Tai Chi is not a sport unique to the elderly. It is actually a physical and mental exercise particularly suitable for adults. In the fast pace of modern life, we are often surrounded by all kinds of pressures, and the slow and smooth movements of Tai Chi can help us find inner peace. I have been practicing Tai Chi for five years. It has not only improved the shoulder and neck problems caused by working at a desk for a long time, but also taught me how to stay calm when I am busy.
How Tai Chi relieves stress in adults
The work pressure and life pressure faced by adults in today's era cannot be underestimated. Tai Chi pursues the idea of "conquering hardness with softness." With very slow and coherent movements combined with deep breathing, the effect is to effectively reduce cortisol levels. During the practice, I focused on the harmony and coordination of breathing and movements. It is worth noting that after completing a set of movements every time, you can feel that the tense nerves gradually relax. This exercise does not require sweating profusely, but it can bring long-term physical and mental pleasure. It is especially suitable for carrying out in the office area or at home during the free period of work.
Practicing for a longer period of time can also improve the quality of sleep. Many fellow practitioners have stated that after practicing Tai Chi for fifteen minutes before going to bed, falling asleep will become easier to achieve, and the number of times you wake up at night will also be significantly reduced. Such a gentle form of exercise does not stimulate the nervous system like strenuous exercise, but can help the body and mind to prepare for rest.

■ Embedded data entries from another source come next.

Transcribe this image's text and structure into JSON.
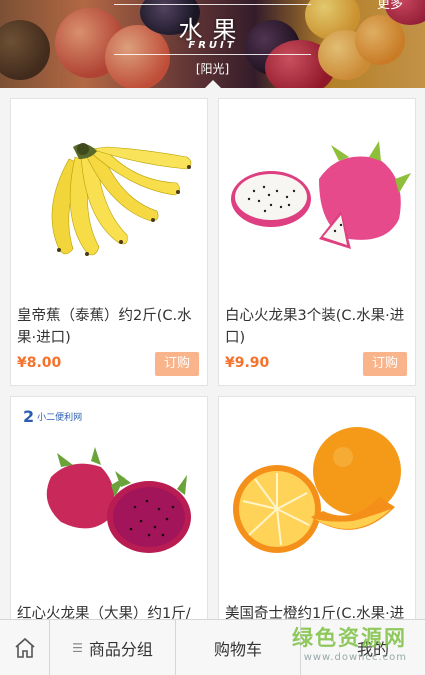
{
  "banner": {
    "title": "水果",
    "subtitle": "FRUIT",
    "tag": "[阳光]",
    "more": "更多"
  },
  "products": [
    {
      "name": "皇帝蕉（泰蕉）约2斤(C.水果·进口)",
      "price": "¥8.00",
      "order_label": "订购",
      "image": "banana-image"
    },
    {
      "name": "白心火龙果3个装(C.水果·进口)",
      "price": "¥9.90",
      "order_label": "订购",
      "image": "white-dragonfruit-image"
    },
    {
      "name": "红心火龙果（大果）约1斤/",
      "price": "",
      "order_label": "",
      "image": "red-dragonfruit-image",
      "logo_text": "小二便利网"
    },
    {
      "name": "美国奇士橙约1斤(C.水果·进",
      "price": "",
      "order_label": "",
      "image": "orange-image"
    }
  ],
  "tabbar": {
    "home_icon": "home-icon",
    "category_label": "商品分组",
    "cart_label": "购物车",
    "mine_label": "我的"
  },
  "watermark": {
    "main": "绿色资源网",
    "url": "www.downcc.com"
  },
  "colors": {
    "price": "#f4722b",
    "order_button": "#f9b48c",
    "watermark": "#7ec143"
  }
}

How Tai Chi improves adult posture
The rounded shoulders and hunched back that are common in modern adults can be significantly improved with the practice of Tai Chi, which requires each posture to emphasize the development of the spine and the relaxation of the shoulders. When I first started practicing Tai Chi And Diabetes Courses Online , the instructor kept reminding me to maintain a posture in which I imagined a thread gently pulling upwards on the top of my head. This posture training helped me to a certain extent correct the problem of forward tilt of the neck caused by always looking down at the mobile phone.
It is particularly worth mentioning that Tai Chi has a training effect on the core muscle groups, and its series of movements may appear to be gentle on the surface, but in fact, in order to keep the body stable, it requires continuous physical force output from deep muscles. It takes up to several months of long-term practice to form muscle transformation Tai Chi For Diabetes Specific muscle groups in my abdomen and back have significantly changed into stronger physical force forms. This morphological change has a direct positive effect on the physical discomfort in the waist position caused by long-term sitting. Until now, when I sit at my desk for a long time and work on the computer, I can also rely on the body's natural functional reactions to maintain a more correct body posture.
How to start learning Tai Chi as an adult
For adults who have no foundation at all, I give advice, starting with simplifying the twenty-four postures. This set of movements eliminates the more complicated parts of the traditional routine, retains the core movements, and is suitable for modern people to learn. At the beginning, I chose a Tai Chi class in a community center. The instructor can correct the movements in time to prevent the formation of wrong habits. If time does not permit, you can also start from a reliable online class, but it is best to occasionally ask a professional teacher to give in-person guidance.
The key is to maintain regular practice, not to pursue perfection. I have seen many people give up just because the movements are not up to standard. This is really regrettable. In fact, practicing for fifteen minutes a day is more effective than practicing for two hours a week. Tai Chi can be integrated into daily life, such as after getting up in the morning, or during work breaks, and treat it as a kind of dynamic meditation.
When you consider trying Tai Chi tai chi for adults , what effects are you most concerned about? You are welcome to share your thoughts in the comment area. If you find this article helpful, please like it and support it!